In genere i più poveri e i più deboli occupano e svolgono un ruolo che in termini militari si definirebbe carne da cannone. Ma sono anche coloro che pagano il prezzo più alto in questo conflitto, ma non hanno nessuna voce politica.
Israele è poi la terra della convivenza delle importanti religioni del Libro e della rivelazione storica di Dio. Quella terra è santa per tutte e tre le tradizioni religiose, ebraica, cristiana e islamica, ma proprio per questo la convivenza pacifica è quasi impossibile, anche perché il riferimento religioso finisce di alimentare, invece che comportamenti di dialogo e di pace, proprio comportamenti violenti giustificati con motivi religiosi.
Rattrista leggere il profeta Isaia nel periodo di Avvento che descrive Gerusalemme come la città desiderata da tutti i popoli perché da essa escono pace e giustizia.
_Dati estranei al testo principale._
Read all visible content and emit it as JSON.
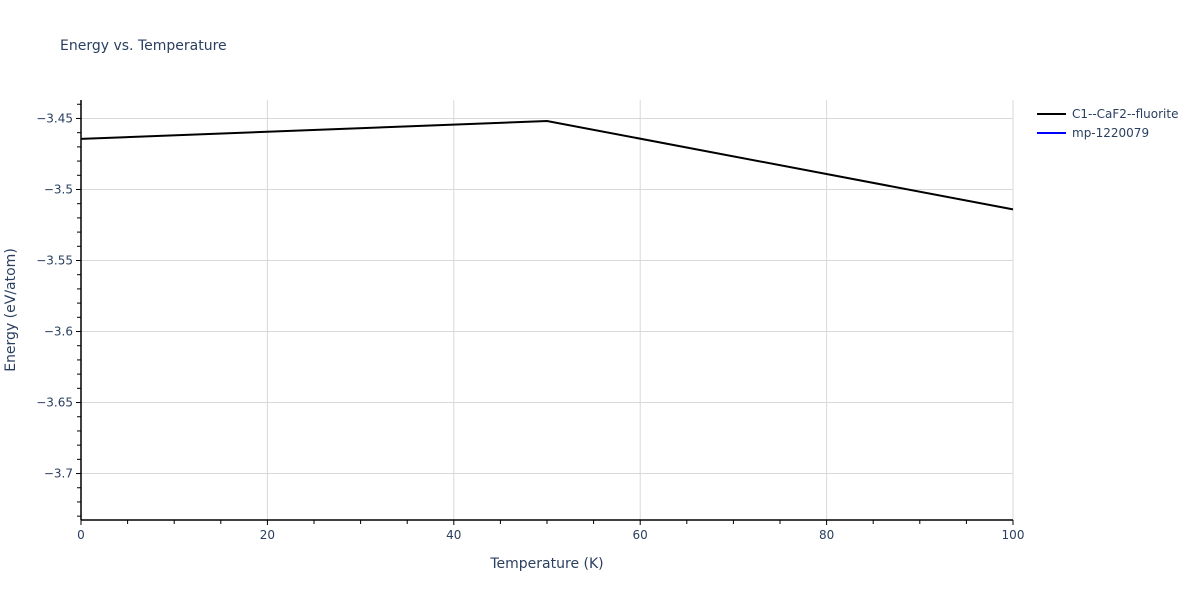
{
  "chart_data": {
    "type": "line",
    "title": "Energy vs. Temperature",
    "xlabel": "Temperature (K)",
    "ylabel": "Energy (eV/atom)",
    "xlim": [
      0,
      100
    ],
    "ylim": [
      -3.7327,
      -3.437
    ],
    "grid": true,
    "legend_position": "top-right",
    "x_ticks": [
      "0",
      "20",
      "40",
      "60",
      "80",
      "100"
    ],
    "y_ticks": [
      "−3.45",
      "−3.5",
      "−3.55",
      "−3.6",
      "−3.65",
      "−3.7"
    ],
    "series": [
      {
        "name": "C1--CaF2--fluorite",
        "color": "#000000",
        "x": [
          0,
          50,
          100
        ],
        "values": [
          -3.4644,
          -3.4518,
          -3.514
        ]
      },
      {
        "name": "mp-1220079",
        "color": "#0000ff",
        "x": [],
        "values": []
      }
    ]
  }
}
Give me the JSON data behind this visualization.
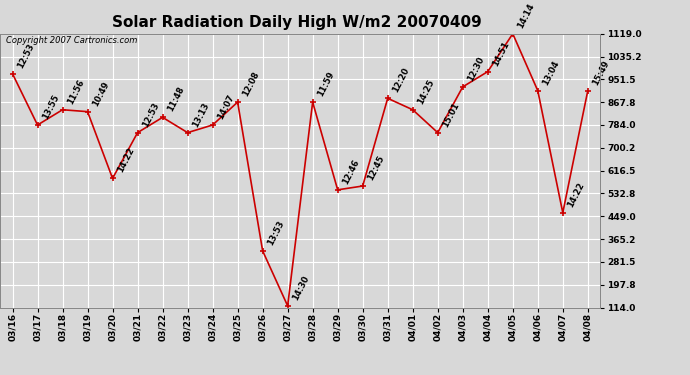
{
  "title": "Solar Radiation Daily High W/m2 20070409",
  "copyright": "Copyright 2007 Cartronics.com",
  "dates": [
    "03/16",
    "03/17",
    "03/18",
    "03/19",
    "03/20",
    "03/21",
    "03/22",
    "03/23",
    "03/24",
    "03/25",
    "03/26",
    "03/27",
    "03/28",
    "03/29",
    "03/30",
    "03/31",
    "04/01",
    "04/02",
    "04/03",
    "04/04",
    "04/05",
    "04/06",
    "04/07",
    "04/08"
  ],
  "values": [
    972,
    784,
    840,
    833,
    588,
    756,
    812,
    756,
    784,
    868,
    322,
    120,
    868,
    546,
    560,
    882,
    840,
    756,
    924,
    980,
    1119,
    910,
    462,
    910
  ],
  "times": [
    "12:53",
    "13:55",
    "11:56",
    "10:49",
    "14:22",
    "12:53",
    "11:48",
    "13:13",
    "14:07",
    "12:08",
    "13:53",
    "14:30",
    "11:59",
    "12:46",
    "12:45",
    "12:20",
    "14:25",
    "15:01",
    "12:30",
    "14:51",
    "14:14",
    "13:04",
    "14:22",
    "15:49"
  ],
  "ymin": 114.0,
  "ymax": 1119.0,
  "yticks": [
    114.0,
    197.8,
    281.5,
    365.2,
    449.0,
    532.8,
    616.5,
    700.2,
    784.0,
    867.8,
    951.5,
    1035.2,
    1119.0
  ],
  "line_color": "#cc0000",
  "marker_color": "#cc0000",
  "bg_color": "#d8d8d8",
  "grid_color": "#ffffff",
  "title_fontsize": 11,
  "label_fontsize": 6.0,
  "tick_fontsize": 6.5,
  "copyright_fontsize": 6
}
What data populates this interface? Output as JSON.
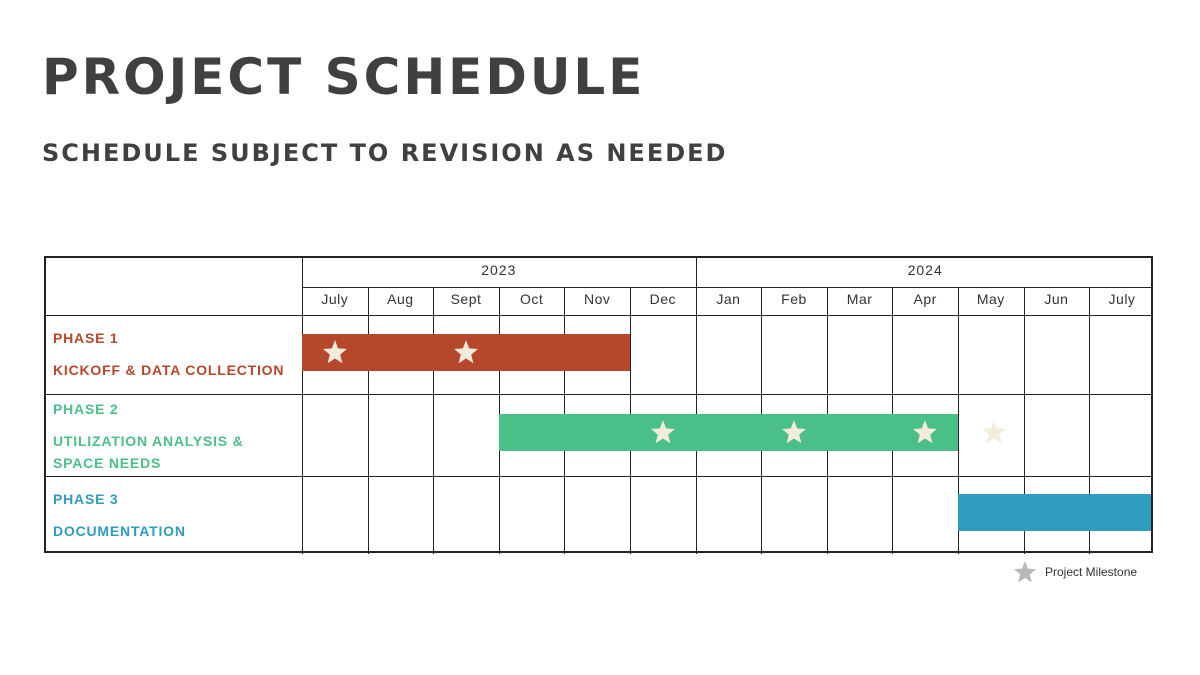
{
  "title": "PROJECT SCHEDULE",
  "subtitle": "SCHEDULE SUBJECT TO REVISION AS NEEDED",
  "years": [
    {
      "label": "2023"
    },
    {
      "label": "2024"
    }
  ],
  "months": [
    "July",
    "Aug",
    "Sept",
    "Oct",
    "Nov",
    "Dec",
    "Jan",
    "Feb",
    "Mar",
    "Apr",
    "May",
    "Jun",
    "July"
  ],
  "phases": [
    {
      "phase": "PHASE 1",
      "name_lines": [
        "KICKOFF & DATA COLLECTION"
      ],
      "color": "#b5472a",
      "start_month": "July 2023",
      "end_month": "Nov 2023",
      "milestones": 2
    },
    {
      "phase": "PHASE 2",
      "name_lines": [
        "UTILIZATION ANALYSIS &",
        "SPACE NEEDS"
      ],
      "color": "#4abf87",
      "start_month": "Oct 2023",
      "end_month": "Apr 2024",
      "milestones": 4
    },
    {
      "phase": "PHASE 3",
      "name_lines": [
        "DOCUMENTATION"
      ],
      "color": "#2e9cbc",
      "start_month": "May 2024",
      "end_month": "July 2024",
      "milestones": 0
    }
  ],
  "legend": {
    "icon": "star-icon",
    "label": "Project Milestone",
    "color": "#b8b8b8"
  },
  "milestone_color": "#f3ecdc"
}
Le parole di Sabah sulla difficoltà dei cristiani palestinesi a pregare con i salmi che inneggiano a Israele sono palpabilmente vere in questi tempi in Palestina.
Eppure, nel 1948 la proposta, poi sostenuta dall’ONU e internazionalmente ancora prioritaria, di costituire uno Stato laico con diverse comunità etniche e religiose avrebbe forse permesso un’esperienza significativa di convivenza. Tale prospettiva, dopo le guerre contro Israele del passato e dopo questa recente e ancora attiva guerra di distruzione, non è più sentita come possibile anche per via della forte connotazione religiosa delle diverse etnie in gioco.
In questo scenario, paradossalmente la divisione tra cristiani, sempre vissuta in Terra Santa come scandalo incomprensibile e paradossale, trova in questa fase storica la possibilità di aprire un ruolo nuovo di dialogo. I cristiani sono evidente minoranza in Israele. Essi sono spinti a emigrare dallo scontro tra l’istanza islamica e quella ebraica, più decisamente forti e numerose, ma anche perché essi non sono sostenuti da potenze politiche con interessi particolari in quella zona. Il loro rimanere laggiù, legato magari al loro desiderio di rimanere nella loro terra, così fortemente ricca di significato religioso e spirituale, oggi è visto come opportunità di dialogo e possibilità di mediazione, proprio attraverso azioni ecumeniche di pace e di giustizia. Non per nulla i cristiani insistono a porre opere di educazione e di scuola, ma anche interventi in campo sanitario. L’impegno caritativo e perciò laico avvicina i cristiani tra loro, favorendo così un buon cammino ecumenico, ma permette loro di costituire un presidio popolare per la salvaguardia dei diritti umani soprattutto per i più poveri, sia palestinesi, sia ebrei, sia cristiani.
L’attenzione alla povertà avvicina le persone e i gruppi. E questa solidarietà nella povertà avvicina anche i poveri ebrei, a meno che non siano strumentalmente usati per allontanare i palestinesi. In ogni caso, su questo tema mi pare utile ricordare la grande attualità del testo Dilexi te, recentemente pubblicato da papa Leone XIV proprio sul tema dell’amore ai poveri".